It wasn’t the Christmas holiday I had planned. The Christmas holiday I had planned included mornings out drinking coffee and being sociable, building up my running endurance to complete a 7km circuit, going to Sevilla for a couple of days, writing a daily Christmas-themed blog, board games, jigsaw puzzles, long walks with the dog.
Instead, I worked far too hard in the lead up to Christmas, putting in 14-hour or longer days in a bid to get all my work done before the holidays began. Then, once the holidays arrived, I continued to push myself – Christmas shopping, tidying and cleaning the house, which was neglected owing to the long work hours, and prepping food for Christmas. The food prep, though tiring, brought me great joy – what a delight to be in the kitchen, surrounded by nostalgia-inducing smells and textures, Christmas songs playing in the background. I failed to notice that I wasn’t giving myself enough rest, not taking care of myself.

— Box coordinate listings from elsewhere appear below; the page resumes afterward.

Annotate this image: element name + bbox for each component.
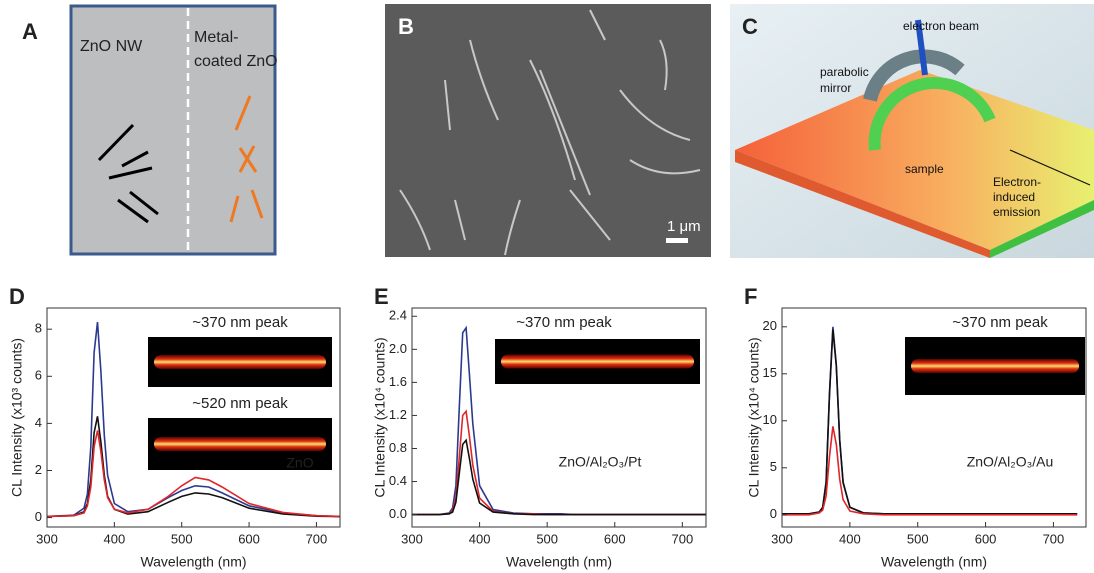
callout: mirror (820, 81, 851, 95)
diagram-text: Metal- (194, 29, 238, 46)
y-axis-label: CL Intensity (x10⁴ counts) (372, 337, 388, 497)
panel-label: C (742, 14, 758, 39)
y-tick-label: 2.0 (389, 341, 407, 356)
callout: parabolic (820, 65, 869, 79)
callout: electron beam (903, 19, 979, 33)
sem-image (385, 4, 711, 257)
y-tick-label: 0 (770, 506, 777, 521)
x-tick-label: 400 (839, 531, 861, 546)
panel-b: B 1 μm (385, 4, 711, 257)
x-tick-label: 400 (469, 531, 491, 546)
y-tick-label: 4 (35, 415, 42, 430)
y-tick-label: 6 (35, 368, 42, 383)
y-tick-label: 0 (35, 509, 42, 524)
x-tick-label: 300 (771, 531, 793, 546)
emission-arrow (1009, 149, 1091, 186)
scale-bar-label: 1 μm (667, 218, 701, 235)
x-tick-label: 600 (604, 531, 626, 546)
plot-frame (46, 307, 341, 528)
slab-edge (735, 150, 990, 258)
inset-glow (501, 354, 694, 369)
sem-wires (399, 9, 701, 256)
annotation: ZnO/Al₂O₃/Pt (559, 454, 642, 470)
panel-c: C electron beam parabolic mirror sample … (730, 4, 1094, 258)
plot-frame (411, 307, 707, 528)
callout: sample (905, 162, 944, 176)
y-tick-label: 0.4 (389, 473, 407, 488)
diagram-text: ZnO NW (80, 38, 143, 55)
inset-label: ~370 nm peak (516, 314, 612, 331)
coated-nanowires (229, 95, 264, 223)
y-tick-label: 2 (35, 462, 42, 477)
annotation: ZnO/Al₂O₃/Au (967, 454, 1054, 470)
inset-label: ~370 nm peak (192, 314, 288, 331)
x-tick-label: 500 (536, 531, 558, 546)
callout: Electron- (993, 175, 1041, 189)
y-tick-label: 20 (763, 318, 777, 333)
mirror (868, 77, 996, 151)
panel-label: F (744, 284, 757, 309)
x-tick-label: 500 (171, 531, 193, 546)
panel-label: E (374, 284, 389, 309)
callout: induced (993, 190, 1035, 204)
x-tick-label: 700 (306, 531, 328, 546)
y-tick-label: 15 (763, 365, 777, 380)
inset-glow (911, 359, 1079, 373)
series-line (782, 329, 1078, 515)
slab-edge (990, 200, 1094, 258)
x-axis-label: Wavelength (nm) (506, 554, 612, 570)
sample-slab (735, 70, 1094, 250)
y-tick-label: 5 (770, 459, 777, 474)
y-tick-label: 10 (763, 412, 777, 427)
mirror-back (863, 49, 965, 102)
nanowires (97, 123, 159, 224)
series-line (412, 438, 706, 516)
scale-bar (666, 238, 688, 243)
y-tick-label: 0.0 (389, 506, 407, 521)
x-tick-label: 500 (907, 531, 929, 546)
x-tick-label: 600 (975, 531, 997, 546)
x-axis-label: Wavelength (nm) (881, 554, 987, 570)
x-tick-label: 700 (1043, 531, 1065, 546)
y-tick-label: 1.6 (389, 374, 407, 389)
diagram-box (69, 4, 277, 256)
plot-frame (781, 307, 1087, 528)
panel-label: A (22, 19, 38, 44)
diagram-text: coated ZnO (194, 53, 278, 70)
beam-arrow (915, 19, 928, 76)
y-tick-label: 1.2 (389, 407, 407, 422)
y-axis-label: CL Intensity (x10⁴ counts) (746, 337, 762, 497)
x-tick-label: 600 (238, 531, 260, 546)
panel-label: B (398, 14, 414, 39)
x-tick-label: 300 (36, 531, 58, 546)
panel-label: D (9, 284, 25, 309)
callout: emission (993, 205, 1040, 219)
x-tick-label: 700 (671, 531, 693, 546)
x-tick-label: 300 (401, 531, 423, 546)
y-tick-label: 0.8 (389, 440, 407, 455)
inset-glow (154, 437, 326, 451)
series-line (782, 426, 1078, 516)
inset-glow (154, 355, 326, 369)
x-axis-label: Wavelength (nm) (140, 554, 246, 570)
inset-label: ~370 nm peak (952, 314, 1048, 331)
y-tick-label: 2.4 (389, 308, 407, 323)
x-tick-label: 400 (104, 531, 126, 546)
panel-a: A ZnO NW Metal- coated ZnO (22, 4, 278, 256)
series-line (46, 430, 341, 518)
y-axis-label: CL Intensity (x10³ counts) (9, 338, 25, 497)
series-line (46, 322, 341, 518)
inset-label: ~520 nm peak (192, 395, 288, 412)
y-tick-label: 8 (35, 321, 42, 336)
annotation: ZnO (286, 455, 313, 471)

And then, of course, the inevitable happened. As soon as I served dinner on Christmas Day, my body realised its work was done and I started to feel bad. Nose tingling, head muzzy, throat sore. By the time our guests left on Christmas night, I was hot and shivery. I’d caught what half the village, indeed half the world, seems to have – the flu.
That was a week ago and I’m still not fully recovered. Yesterday, I walked the dog and ate a meal for the first time since Christmas Day. My week has been spent in enforced rest – reading, watching movies, sleeping. Feeling rubbish. I’m definitely on the mend now, and that’s great.
I used to be a great one for New Year’s Resolutions. But not any more. Who needs that pressure during the darkest days of the year? I prefer my reflections and resolutions in September. But today I am making one resolution – to no longer put in those 14+ hour days; rather, to approach my work more mindfully, and not put my immune system in jeopardy.
I have long considered the psychological roots of why I work the way I do. But that’s something to dig into another day. For now, it’s enough to say that I want to do something about it.
Wishing you all a happy, healthy and creative 2026.